A lo largo del siglo, el arte ha eliminado el punto de vista fijo del receptor y la intención de «reproducir» la realidad. Además, se propone que el espectador tome conciencia de las condiciones de su recepción. Por eso, en las décadas del '60 y '70, frente al naturalismo de las esculturas hiperrealistas de
John de Andrea y Duane Hanson, que presentan la ambigüedad de lo real, el espectador se pregunta sobre el carácter de su percepción.

Igual sucede con el retratista
Chuck Close. También en esos años, Gerhard Richter logra en sus fotografías pintadas, la concreción de la ilusión total y el efecto de una presencia real en el espacio. En esta línea, creemos que hoy, en la pintura de Helmut Distch la ilusión de la realidad y la realidad de la ilusión siguen siendo temas fundamentales. Al referirse al arte de las últimas décadas, el singular filósofo italiano Gianni Vattimo ha señalado: «Ya no se tiende a que el arte quede suprimido en una futura sociedad revolucionaria; se intenta en cambio, de alguna manera, la experiencia inmediata del arte como hecho estético integral».

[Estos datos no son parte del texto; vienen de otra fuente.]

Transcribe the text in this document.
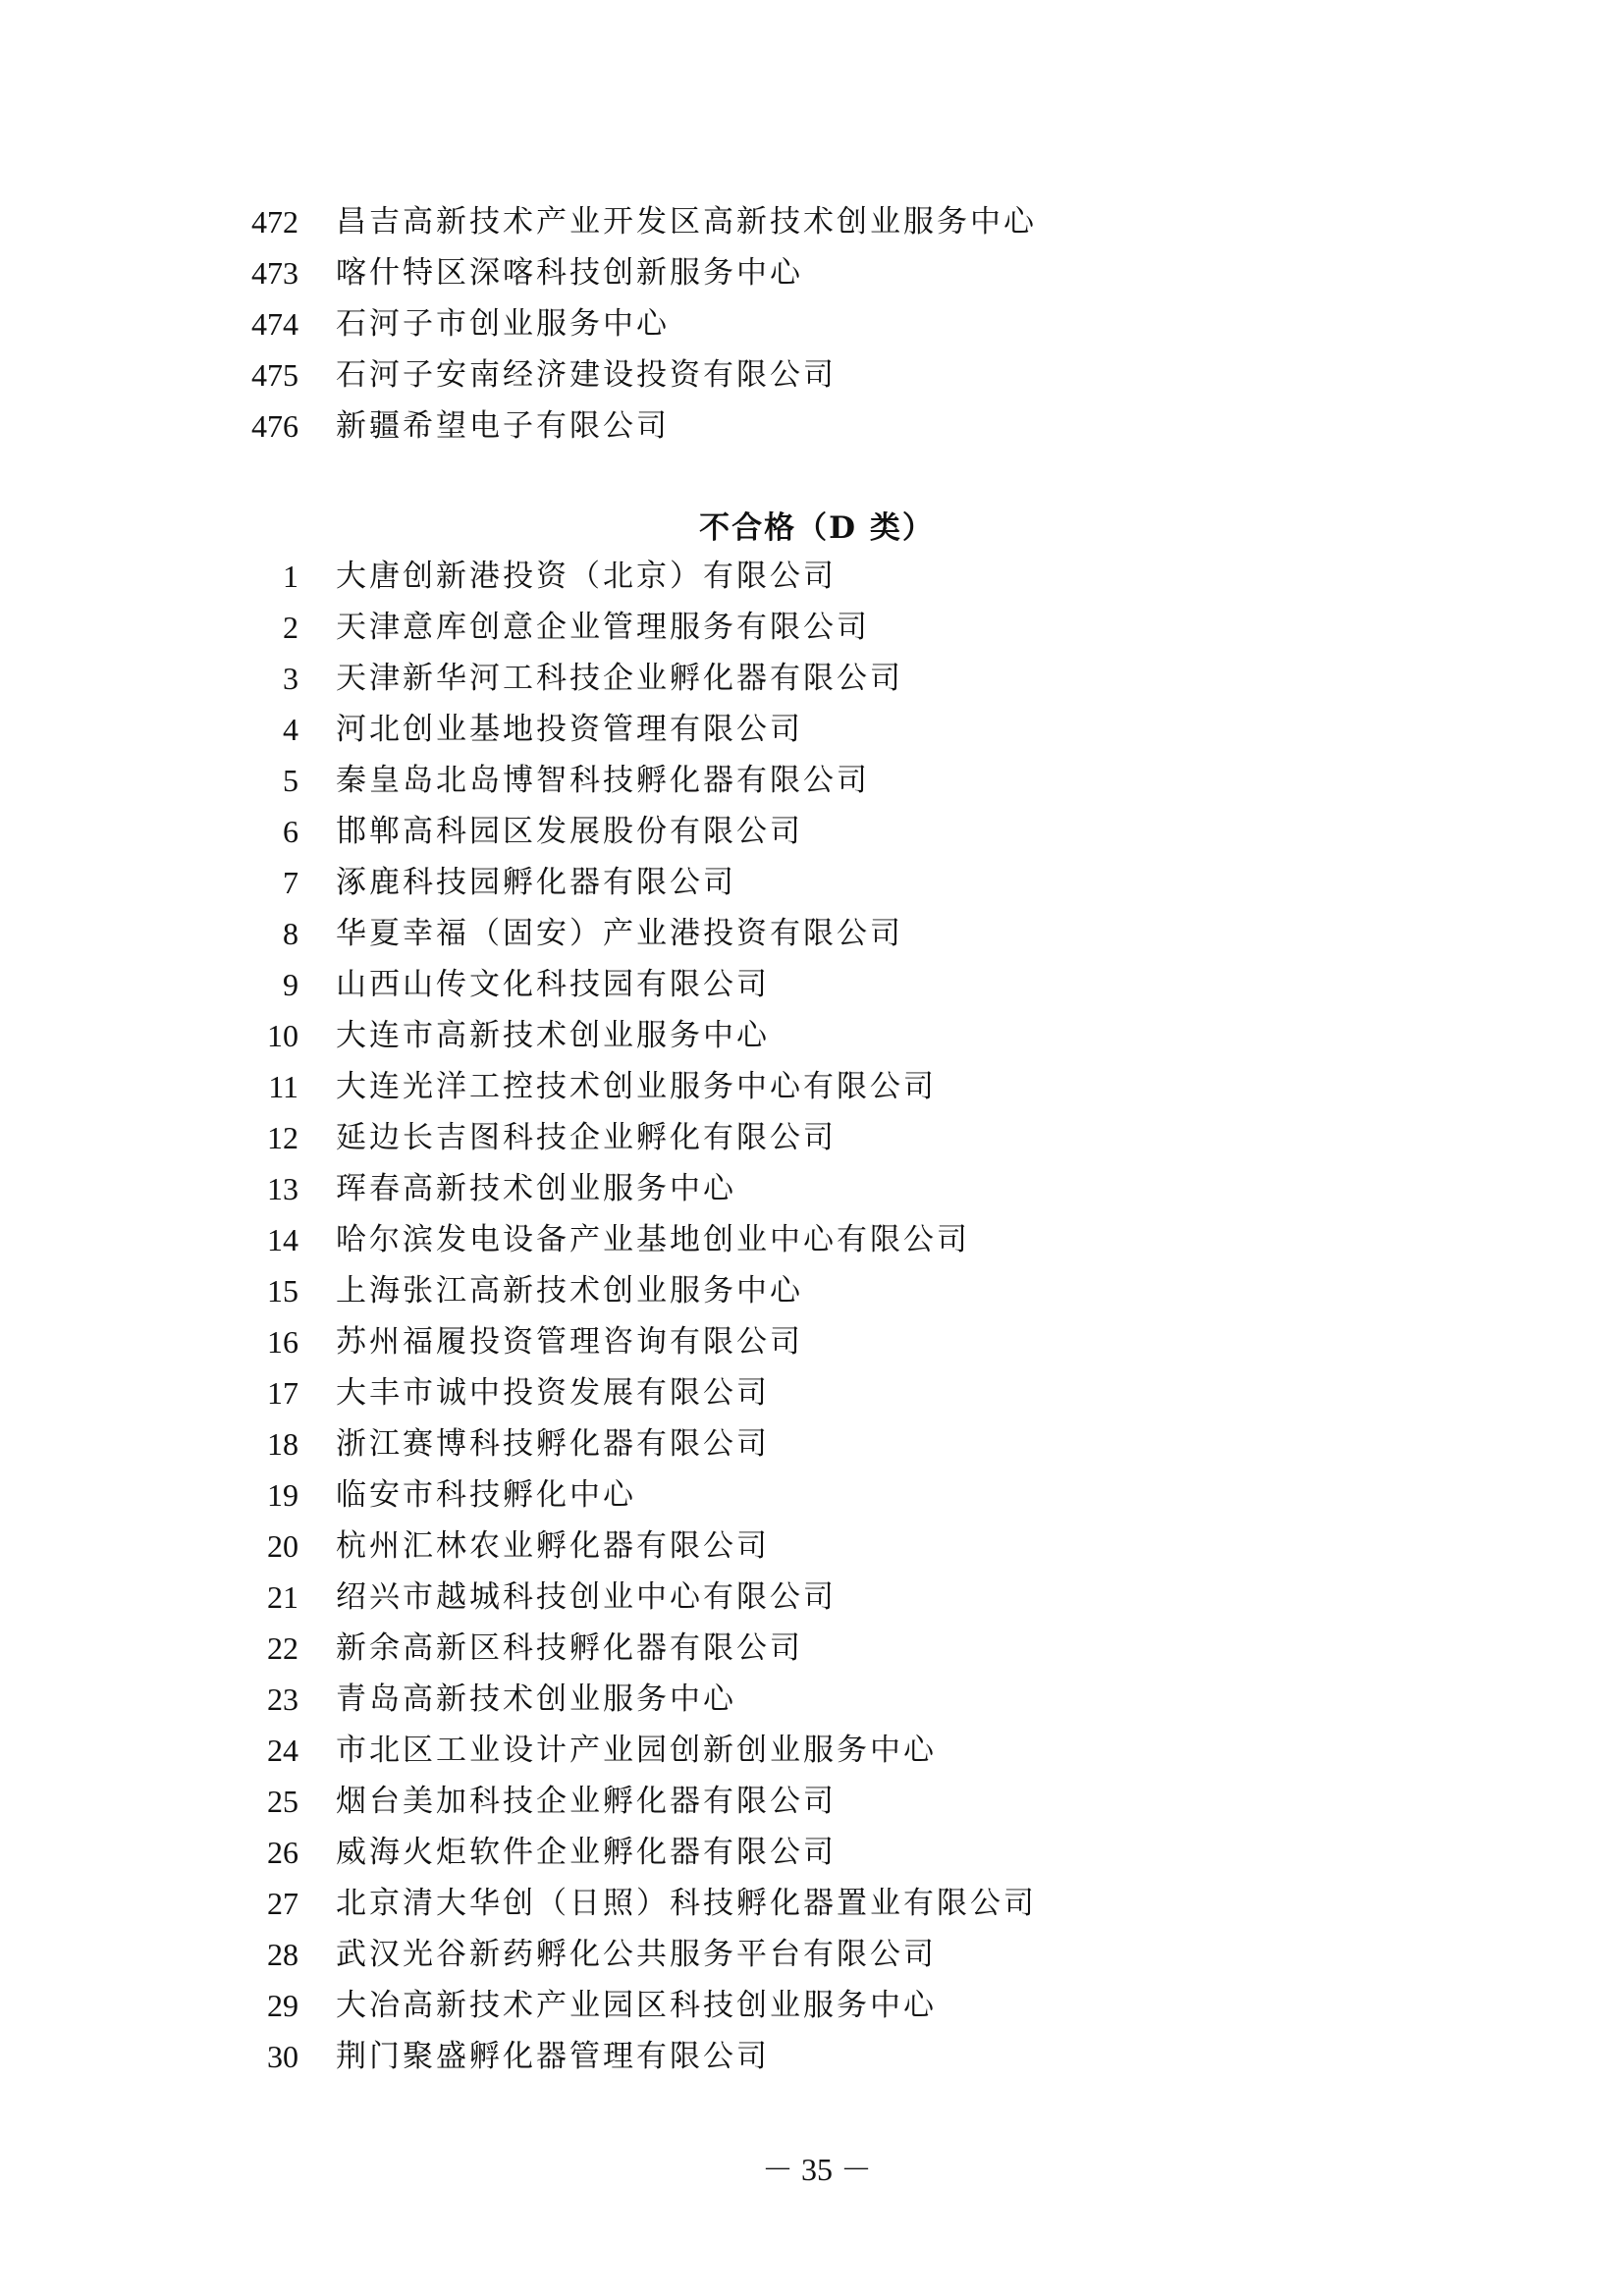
472 昌吉高新技术产业开发区高新技术创业服务中心
473 喀什特区深喀科技创新服务中心
474 石河子市创业服务中心
475 石河子安南经济建设投资有限公司
476 新疆希望电子有限公司
不合格（D 类）
1 大唐创新港投资（北京）有限公司
2 天津意库创意企业管理服务有限公司
3 天津新华河工科技企业孵化器有限公司
4 河北创业基地投资管理有限公司
5 秦皇岛北岛博智科技孵化器有限公司
6 邯郸高科园区发展股份有限公司
7 涿鹿科技园孵化器有限公司
8 华夏幸福（固安）产业港投资有限公司
9 山西山传文化科技园有限公司
10 大连市高新技术创业服务中心
11 大连光洋工控技术创业服务中心有限公司
12 延边长吉图科技企业孵化有限公司
13 珲春高新技术创业服务中心
14 哈尔滨发电设备产业基地创业中心有限公司
15 上海张江高新技术创业服务中心
16 苏州福履投资管理咨询有限公司
17 大丰市诚中投资发展有限公司
18 浙江赛博科技孵化器有限公司
19 临安市科技孵化中心
20 杭州汇林农业孵化器有限公司
21 绍兴市越城科技创业中心有限公司
22 新余高新区科技孵化器有限公司
23 青岛高新技术创业服务中心
24 市北区工业设计产业园创新创业服务中心
25 烟台美加科技企业孵化器有限公司
26 威海火炬软件企业孵化器有限公司
27 北京清大华创（日照）科技孵化器置业有限公司
28 武汉光谷新药孵化公共服务平台有限公司
29 大冶高新技术产业园区科技创业服务中心
30 荆门聚盛孵化器管理有限公司
－ 35 －
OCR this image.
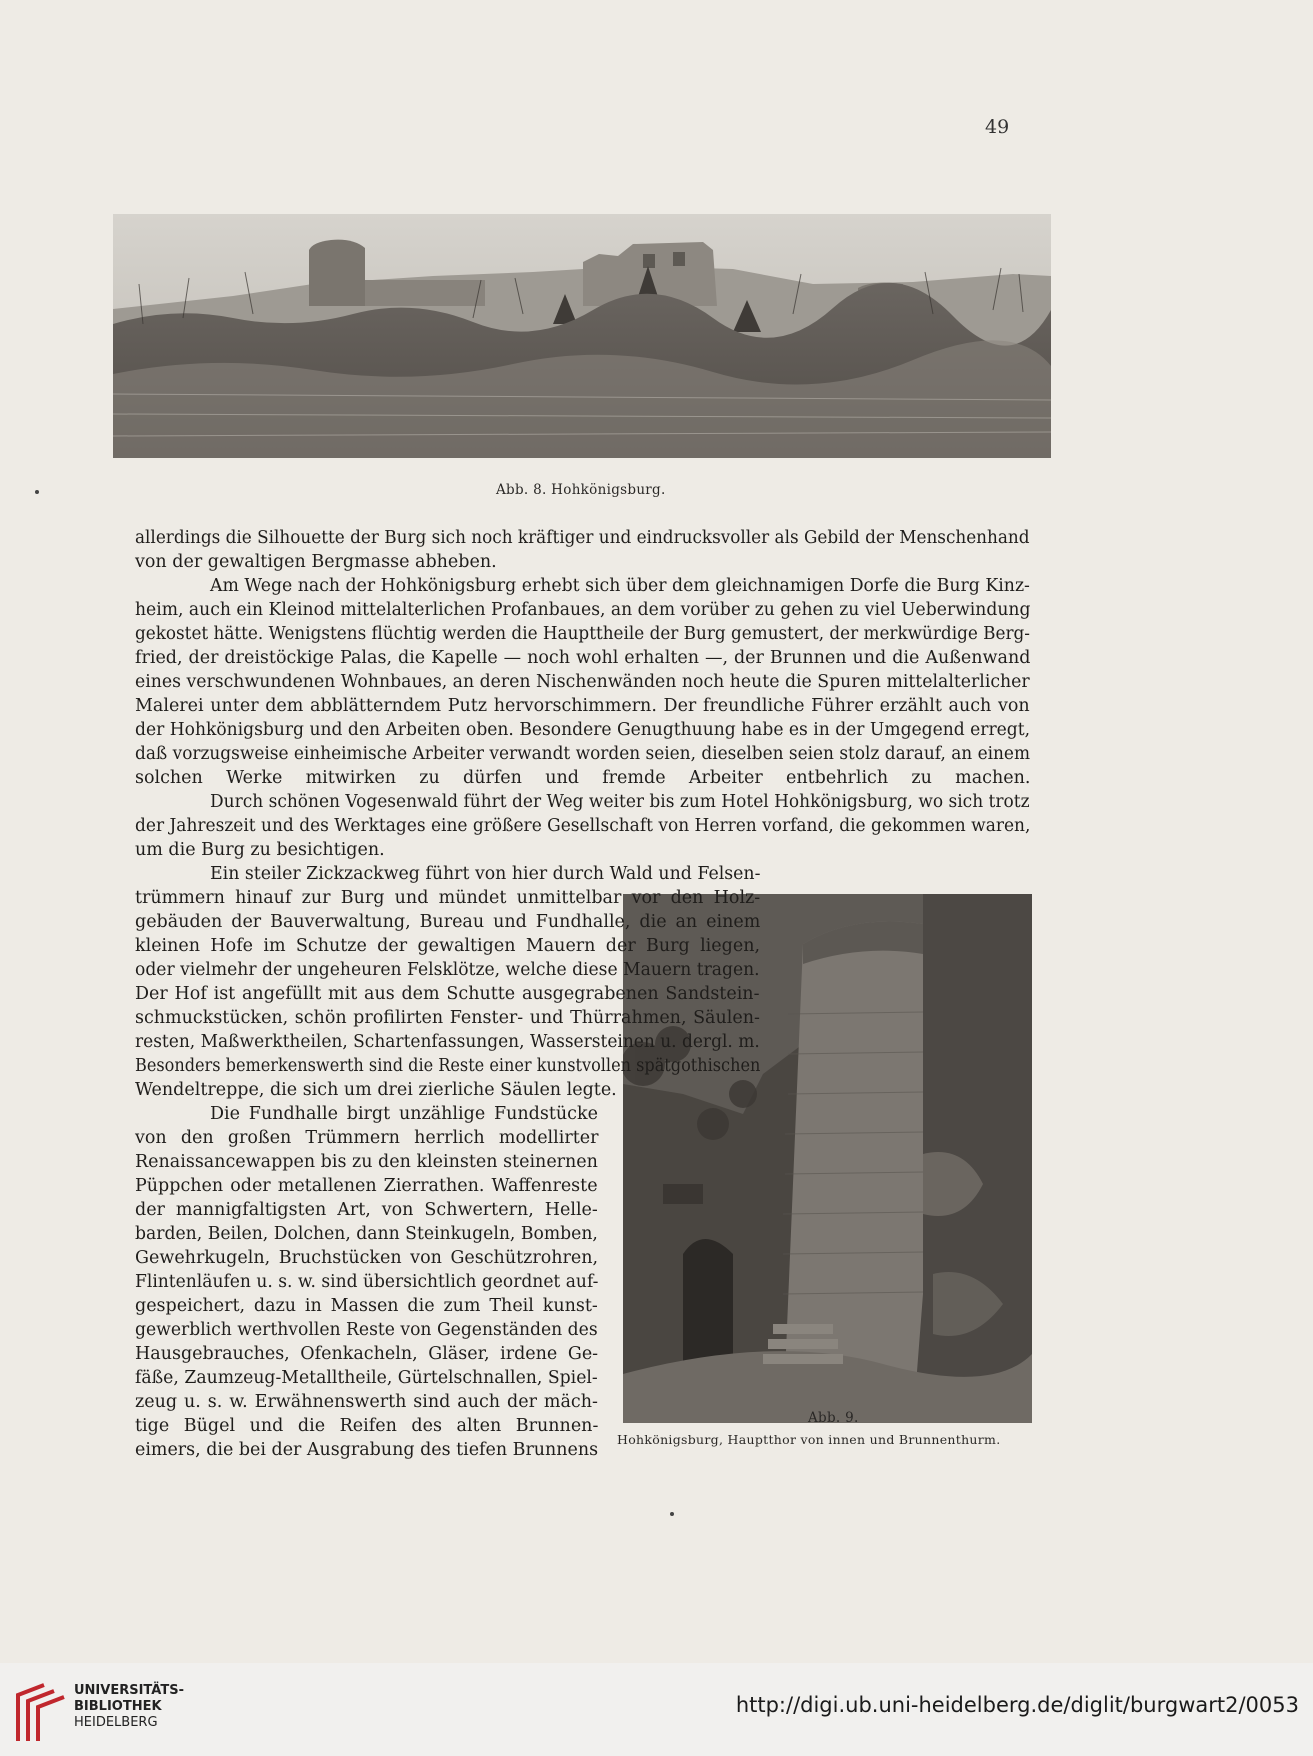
49
Abb. 8. Hohkönigsburg.
Abb. 9.
Hohkönigsburg, Hauptthor von innen und Brunnenthurm.
allerdings die Silhouette der Burg sich noch kräftiger und eindrucksvoller als Gebild der Menschenhand
von der gewaltigen Bergmasse abheben.
Am Wege nach der Hohkönigsburg erhebt sich über dem gleichnamigen Dorfe die Burg Kinz-
heim, auch ein Kleinod mittelalterlichen Profanbaues, an dem vorüber zu gehen zu viel Ueberwindung
gekostet hätte. Wenigstens flüchtig werden die Haupttheile der Burg gemustert, der merkwürdige Berg-
fried, der dreistöckige Palas, die Kapelle — noch wohl erhalten —, der Brunnen und die Außenwand
eines verschwundenen Wohnbaues, an deren Nischenwänden noch heute die Spuren mittelalterlicher
Malerei unter dem abblätterndem Putz hervorschimmern. Der freundliche Führer erzählt auch von
der Hohkönigsburg und den Arbeiten oben. Besondere Genugthuung habe es in der Umgegend erregt,
daß vorzugsweise einheimische Arbeiter verwandt worden seien, dieselben seien stolz darauf, an einem
solchen Werke mitwirken zu dürfen und fremde Arbeiter entbehrlich zu machen.
Durch schönen Vogesenwald führt der Weg weiter bis zum Hotel Hohkönigsburg, wo sich trotz
der Jahreszeit und des Werktages eine größere Gesellschaft von Herren vorfand, die gekommen waren,
um die Burg zu besichtigen.
Ein steiler Zickzackweg führt von hier durch Wald und Felsen-
trümmern hinauf zur Burg und mündet unmittelbar vor den Holz-
gebäuden der Bauverwaltung, Bureau und Fundhalle, die an einem
kleinen Hofe im Schutze der gewaltigen Mauern der Burg liegen,
oder vielmehr der ungeheuren Felsklötze, welche diese Mauern tragen.
Der Hof ist angefüllt mit aus dem Schutte ausgegrabenen Sandstein-
schmuckstücken, schön profilirten Fenster- und Thürrahmen, Säulen-
resten, Maßwerktheilen, Schartenfassungen, Wassersteinen u. dergl. m.
Besonders bemerkenswerth sind die Reste einer kunstvollen spätgothischen
Wendeltreppe, die sich um drei zierliche Säulen legte.
Die Fundhalle birgt unzählige Fundstücke
von den großen Trümmern herrlich modellirter
Renaissancewappen bis zu den kleinsten steinernen
Püppchen oder metallenen Zierrathen. Waffenreste
der mannigfaltigsten Art, von Schwertern, Helle-
barden, Beilen, Dolchen, dann Steinkugeln, Bomben,
Gewehrkugeln, Bruchstücken von Geschützrohren,
Flintenläufen u. s. w. sind übersichtlich geordnet auf-
gespeichert, dazu in Massen die zum Theil kunst-
gewerblich werthvollen Reste von Gegenständen des
Hausgebrauches, Ofenkacheln, Gläser, irdene Ge-
fäße, Zaumzeug-Metalltheile, Gürtelschnallen, Spiel-
zeug u. s. w. Erwähnenswerth sind auch der mäch-
tige Bügel und die Reifen des alten Brunnen-
eimers, die bei der Ausgrabung des tiefen Brunnens
UNIVERSITÄTS-
BIBLIOTHEK
HEIDELBERG
http://digi.ub.uni-heidelberg.de/diglit/burgwart2/0053
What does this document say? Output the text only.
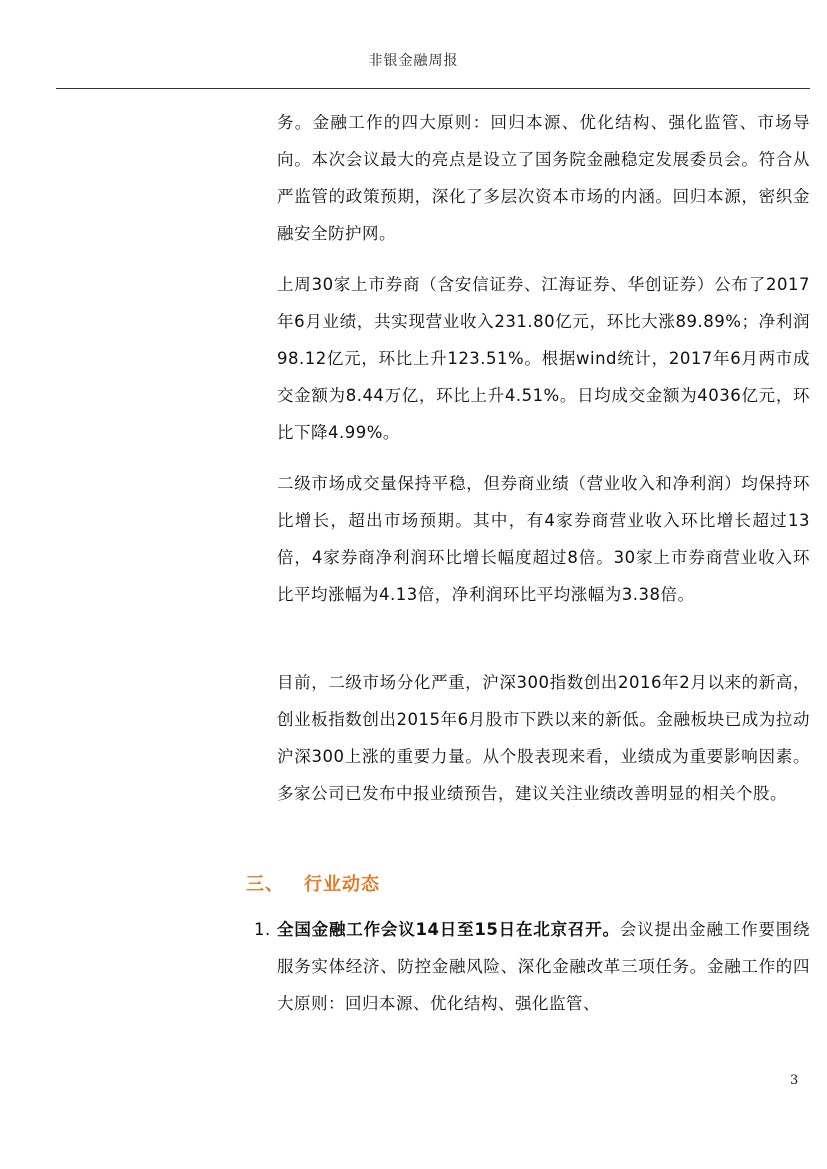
非银金融周报

务。金融工作的四大原则：回归本源、优化结构、强化监管、市场导向。本次会议最大的亮点是设立了国务院金融稳定发展委员会。符合从严监管的政策预期，深化了多层次资本市场的内涵。回归本源，密织金融安全防护网。

上周30家上市券商（含安信证券、江海证券、华创证券）公布了2017年6月业绩，共实现营业收入231.80亿元，环比大涨89.89%；净利润98.12亿元，环比上升123.51%。根据wind统计，2017年6月两市成交金额为8.44万亿，环比上升4.51%。日均成交金额为4036亿元，环比下降4.99%。

二级市场成交量保持平稳，但券商业绩（营业收入和净利润）均保持环比增长，超出市场预期。其中，有4家券商营业收入环比增长超过13倍，4家券商净利润环比增长幅度超过8倍。30家上市券商营业收入环比平均涨幅为4.13倍，净利润环比平均涨幅为3.38倍。

目前，二级市场分化严重，沪深300指数创出2016年2月以来的新高，创业板指数创出2015年6月股市下跌以来的新低。金融板块已成为拉动沪深300上涨的重要力量。从个股表现来看，业绩成为重要影响因素。多家公司已发布中报业绩预告，建议关注业绩改善明显的相关个股。

三、 行业动态
1. 全国金融工作会议14日至15日在北京召开。会议提出金融工作要围绕服务实体经济、防控金融风险、深化金融改革三项任务。金融工作的四大原则：回归本源、优化结构、强化监管、
3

En esta perspectiva, uno de los criterios de valoración de la obra parece ser la capacidad que ella tenga de poner en tela de juicio su propia condición, ya en un nivel directo o de manera indirecta; por ejemplo, como ironización de los géneros o estilos.

Pero
Ditsch inventa, además, un verdadero paisaje cultural. Sus obras de grandes formatos presentan desiertos, glaciares y montañas, que remiten a la belleza de lo inconmensurable. El verbo inventar procede (en inglés, francés, español, italiano y portugués) del latín invenire: inventar, descubrir. He ahí su primera acepción en los idiomas mencionados: encontrar, descubrir una cosa ignorada; al extenderse el sentido, aparece la segunda acepción: hacer, producir una cosa inexistente. Ambos significados, el de hallar y el de crear, remiten a un solo sujeto: el hombre. Es él quien halla el objeto ignorado (un bosque, un glaciar, una montaña), y es él quien crea la cosa inexistente (un poema, una pintura). En cuanto al hallazgo, inventar remite tanto a la naturaleza como a la cultura, aunque suele predominar la naturaleza.

En materia de creación, se ofrece la misma doble circunstancia, pero con preeminencia de la cultura: así es en la pintura, la música, la narrativa, la filosofía; en cambio, la ciencia trabaja con elementos naturales. Parece obvio decir que el sujeto único que halla y crea -el hombre-participa en sí de la naturaleza y la cultura, simultáneamente. En consecuencia, inventar un paisaje cultural es en principio una reiteración de este esquema tan antiguo: encontrar y producir, descubrir y hacer, hallar y crear.